The legislation, sponsored by Sen. Scott Beason, R-Gardendale, would allow local districts to opt out of curricula based on the Alabama College and Career Ready Standards, based on the Common Core developed by the National Governors’ Association. The districts would be allowed to use pre-Common Core standards in determining curricula for students.
Common Core has divided the state’s Republican coalition. Tea Party groups and other organizations on the right wing of the Alabama GOP have accused the standards of undermining local control of curricula and expounding what they consider anti-American propaganda. Business groups, joined by the Alabama State Department of Education and education groups, says the standards will provide the best training for students, and say repeal would significantly harm schools and throw teaching into chaos.
Beason, who has three children in public school, said he had “grave concerns” with the Core as written.
“I’m one of the few senators whose children will be children of the Core,” I hope beyond all hope it will be what people think it’s going to be.”

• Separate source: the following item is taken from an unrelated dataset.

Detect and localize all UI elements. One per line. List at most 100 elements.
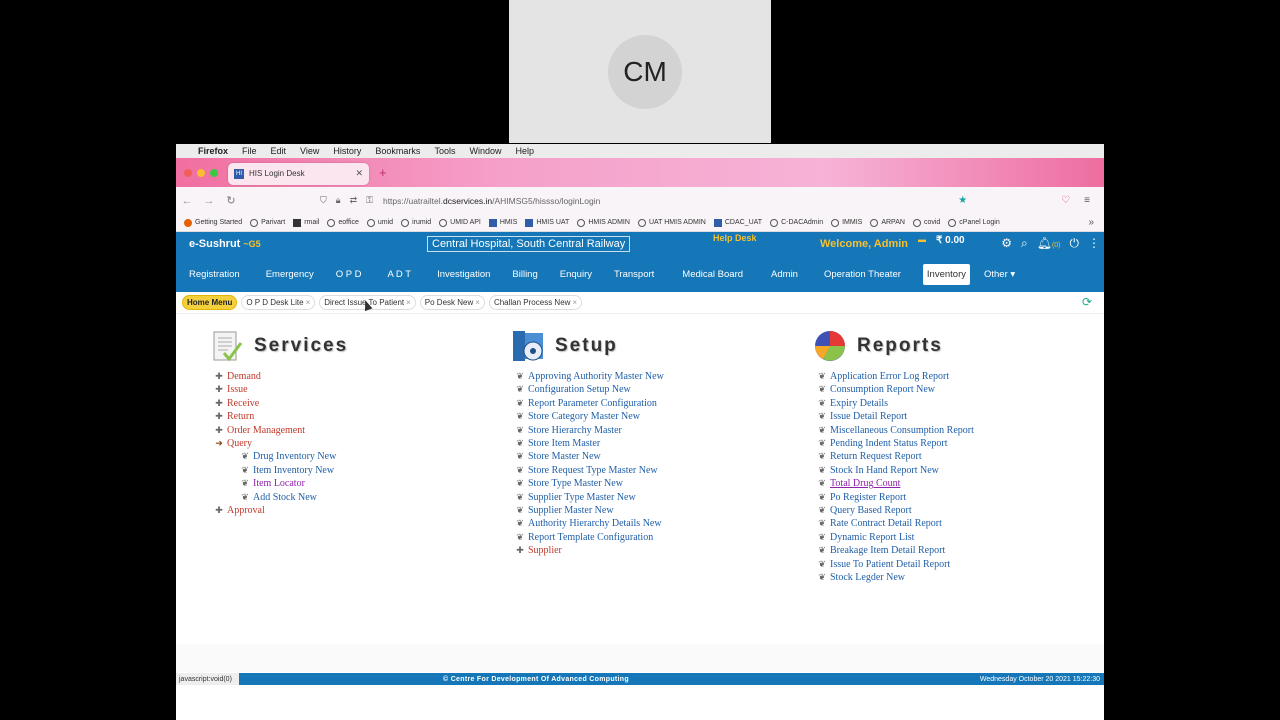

The committee vote broke down on partisan lines, with Republicans on the committee — including Senate President Pro Tem Del Marsh of Anniston, Sen. Gerald Allen of Tuscaloosa, Sen. Dick Brewbaker of Motngomery and Sen. Shadrack McGill of Scottsboro — voting for the bill. Two Democrats, Senate Minority Leader Vivian Davis Figures of Mobile and Sen. Quinton Ross of Montgomery — voted against.
However, Marsh told Beason and the committee before the vote that he did not expect the legislation to come out to the Senate floor, saying “the votes are not there.”

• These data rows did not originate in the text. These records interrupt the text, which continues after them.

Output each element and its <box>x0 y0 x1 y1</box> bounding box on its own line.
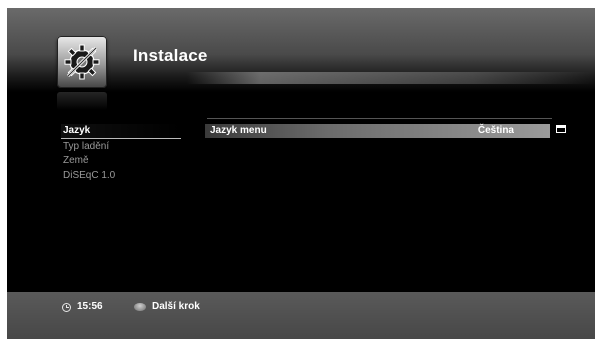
clock-icon <box>62 303 71 312</box>
sidebar-item-zeme[interactable]: Země <box>61 154 181 168</box>
footer-bar <box>7 292 595 339</box>
color-key-button-icon <box>134 303 146 311</box>
dropdown-icon[interactable] <box>556 125 566 133</box>
sidebar-item-jazyk[interactable]: Jazyk <box>61 124 181 139</box>
sidebar-item-typ-ladeni[interactable]: Typ ladění <box>61 140 181 154</box>
sidebar-item-diseqc[interactable]: DiSEqC 1.0 <box>61 169 181 183</box>
sidebar-menu: Jazyk Typ ladění Země DiSEqC 1.0 <box>61 124 181 183</box>
header-divider <box>187 72 595 84</box>
icon-reflection <box>57 92 107 110</box>
header-bar: Instalace <box>7 8 595 92</box>
settings-tools-icon <box>57 36 107 88</box>
setting-row-jazyk-menu[interactable]: Jazyk menu Čeština <box>205 124 550 138</box>
clock-time: 15:56 <box>77 301 103 312</box>
content-top-divider <box>207 118 552 119</box>
setting-label: Jazyk menu <box>210 125 267 136</box>
setting-value: Čeština <box>477 125 514 136</box>
page-title: Instalace <box>133 46 208 65</box>
tv-screen: Instalace Jazyk Typ ladění Země DiSEqC 1… <box>7 8 595 339</box>
next-step-hint[interactable]: Další krok <box>152 301 200 313</box>
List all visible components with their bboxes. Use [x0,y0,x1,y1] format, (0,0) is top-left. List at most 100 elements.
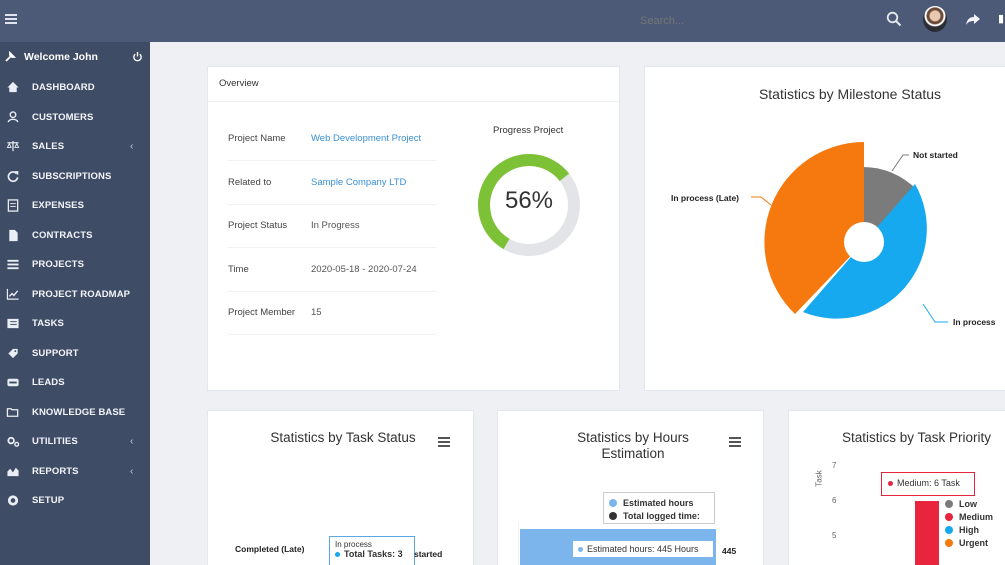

“I think Sen. Beason is trying to find common ground,” Marsh said after the committee adjourned. “But I’m going to make it very clear: The votes are not there to get it to the floor.”
Brewbaker, the chairman of the committee, said after the vote that he believed the issue was best decided at the local level. He also expressed some concerns about teacher evaluations, which he said would be tied to student performance under the curricula. Brewbaker, a former teacher, said he fear it would impact the relationship between students and teachers, particularly if teachers could lsoe their jobs based on poor student performance.
“How can you reasonably expect these teachers to invest in these kids when these kids could cost them their jobs?” he said. “We’re not building Hyundais here. We’re building humans.”
Alabama Schools Superintendent Tommy Bice said teacher evaluations were not part of the standards as adopted by the State Board of Education.
Figures, praising Bice, criticized lawmakers for attempting to get into the issue.
“I want to say, Why have a State Board of Education if you’re not going to allow that State Board of Education to make decisions for our children?” she said.
The legislation also includes language that would impose a moratorium until 2017 on the state adopting future national standards, including those being developed for science. The language differs from similar language in the Education Trust Fund budget as approved by the Senate, which would extend a moratorium strictly to Common Core subjects.